De mim veio a mulher e veio o amor. 
Veio a árvore, veio a fonte. 

Vem o fruto e vem a flor. 



Eu sou a fonte original de toda vida. 
Sou o chão que se prende à tua casa. 
Sou a telha da coberta de teu lar. 
A mina constante de teu poço. 
Sou a espiga generosa de teu gado 
e certeza tranquila ao teu esforço. 
Sou a razão de tua vida. 
De mim vieste pela mão do Criador, 
e a mim tu voltarás no fim da lida. 
Só em mim acharás descanso e Paz. 


Eu sou a grande Mãe Universal. 
Tua filha, tua noiva e desposada. 
A mulher e o ventre que fecundas. 
Sou a gleba, a gestação, eu sou o amor. 
A ti, ó lavrador, tudo quanto é meu. 
Teu arado, tua foice, teu machado. 
O berço pequenino de teu filho. 
O algodão de tua veste 
e o pão de tua casa. 


E um dia bem distante 
a mim tu voltarás. 
E no canteiro materno de meu seio 
tranquilo dormirás. 


Plantemos a roça. 
Lavremos a gleba. 
Cuidemos do ninho, 
do gado e da tulha. 
Fartura teremos 
e donos de sítio 
felizes seremos.

quinta-feira, 9 de abril de 2015

Charles Baudelaire



Nasceu na cidade de Paris (França) em 9 de abril de 1821, faleceu em 31 de agosto de 1867. Foi um importante poeta francês do século XIX. Atuou também como teórico e crítico de arte. É considerado um dos principais nomes e precursor do simbolismo literário.

Principais obras
- A arte romântica - 1852
- As flores do mal - 1857
- Os Paraísos Artificiais - 1860
- Pequenos poemas em prosa - 1862
- Miudezas - 1866


EMBRIAGUEM-SE

É preciso estar sempre embriagado.
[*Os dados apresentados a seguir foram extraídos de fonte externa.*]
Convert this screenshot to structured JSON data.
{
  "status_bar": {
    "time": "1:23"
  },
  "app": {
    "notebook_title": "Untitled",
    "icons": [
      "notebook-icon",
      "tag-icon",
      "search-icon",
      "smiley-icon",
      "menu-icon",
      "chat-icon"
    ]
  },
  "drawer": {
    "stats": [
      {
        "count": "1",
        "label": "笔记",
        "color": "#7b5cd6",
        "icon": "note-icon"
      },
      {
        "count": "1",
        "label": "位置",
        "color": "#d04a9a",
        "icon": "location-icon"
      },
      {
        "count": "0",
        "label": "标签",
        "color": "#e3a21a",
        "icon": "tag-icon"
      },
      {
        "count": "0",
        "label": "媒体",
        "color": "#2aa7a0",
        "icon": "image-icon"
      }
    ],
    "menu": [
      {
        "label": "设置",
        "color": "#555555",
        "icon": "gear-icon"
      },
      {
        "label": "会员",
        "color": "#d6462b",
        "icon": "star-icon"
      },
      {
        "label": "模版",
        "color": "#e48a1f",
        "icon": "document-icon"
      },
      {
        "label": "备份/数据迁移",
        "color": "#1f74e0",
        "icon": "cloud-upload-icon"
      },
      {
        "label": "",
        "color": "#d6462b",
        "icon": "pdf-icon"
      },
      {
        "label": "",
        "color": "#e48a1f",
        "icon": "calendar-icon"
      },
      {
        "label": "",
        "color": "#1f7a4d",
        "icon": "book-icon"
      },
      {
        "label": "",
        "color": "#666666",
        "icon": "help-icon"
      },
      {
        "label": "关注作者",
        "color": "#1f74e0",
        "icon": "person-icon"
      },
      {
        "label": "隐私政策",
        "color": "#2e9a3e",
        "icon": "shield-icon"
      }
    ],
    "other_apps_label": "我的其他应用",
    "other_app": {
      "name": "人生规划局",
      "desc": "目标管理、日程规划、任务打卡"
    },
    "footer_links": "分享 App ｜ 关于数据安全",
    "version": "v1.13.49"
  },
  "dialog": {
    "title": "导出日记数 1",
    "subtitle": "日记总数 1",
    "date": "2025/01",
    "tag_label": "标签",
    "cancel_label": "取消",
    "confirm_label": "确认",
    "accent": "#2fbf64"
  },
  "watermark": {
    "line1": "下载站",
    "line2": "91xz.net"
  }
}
Aí está: eis a única questão. Para não sentirem o fardo horrível do Tempo que verga e inclina para a terra, é preciso que se embriaguem sem descanso.

Com quê? Com vinho, poesia ou virtude, a escolher. Mas embriaguem-se.

E se, porventura, nos degraus de um palácio, sobre a relva verde de um fosso, na solidão morna do quarto, a embriaguez diminuir ou desaparecer quando você acordar, pergunte ao vento, à vaga, à estrela, ao pássaro, ao relógio, a tudo que flui, a tudo que geme, a tudo que gira, a tudo que canta, a tudo que fala, pergunte que horas são; e o vento, a vaga, a estrela, o pássaro, o relógio responderão: "É hora de embriagar-se! 

Para não serem os escravos martirizados do Tempo, embriaguem-se; embriaguem-se sem descanso". Com vinho, poesia ou virtude, a escolher.

terça-feira, 7 de abril de 2015

Tempo de Comemorar!




O mês de abril está repleto de comemorações e o Ipsis Litteris não poderia deixar passar em branco. Então, mãos a obra!

Em homenagem ao escritor dinamarquês Hans Christian Andersen, foi criado o dia internacional do livro infantil, que é comemorado na data de seu nascimento (Odense, 2 de Abril de 1805 — faleceu em Copenhagen, 4 de Agosto de 1875). Foi escritor e poeta de histórias infantis, nascido na atual Dinamarca.






Andersen escreveu peças de teatro, canções patrióticas, contos, histórias e, principalmente, contos de fadas, pelos quais é mundialmente conhecido.






Entre os contos de Andersen destacam-se: O Abeto, O Patinho Feio, A Caixinha de Surpresas, Os Sapatos Vermelhos, O Pequeno Cláudio e o Grande Cláudio, O Soldadinho de Chumbo, A Pequena Sereia, A Roupa Nova do Rei, A Princesa e a Ervilha, A Pequena Vendedora de Fósforos, A Polegarzinha, A Rainha do Gelo, A Pastora e o Limpa-chaminés, dentre outros.



 Se perguntarmos a uma criança quem escreveu a Pequena Sereia ou, quem sabe um desenho mais em voga hoje, Frozen, com certeza responderá que foi a Disney. Gracinha da mamãe, só que não... 







Frozen foi baseado no conto de fadas “A Rainha das Neves”, de Hans Christian Andersen, publicado em 1845. Assim como outros desenhos já citados.






Você sabia que o prêmio internacional mais importante do gênero Infantojuvenil, leva o nome de “Hans Christian Andersen”, é considerado o pequeno Nobel de Literatura?!

E o mais legal ainda, três brasileiros já receberam este prêmio. 
1982 - Lygia Bojunga - escritora; 
2000 - Ana Maria Machado - escritora; 
2014 - Roger Mello – ilustrador. 


Foi lançado, em 2003, o filme “A vida num conto de fadas” no original “Hans Christian Andersen: My Life as a Fairy Tale”, em que mescla sua vida com seus contos.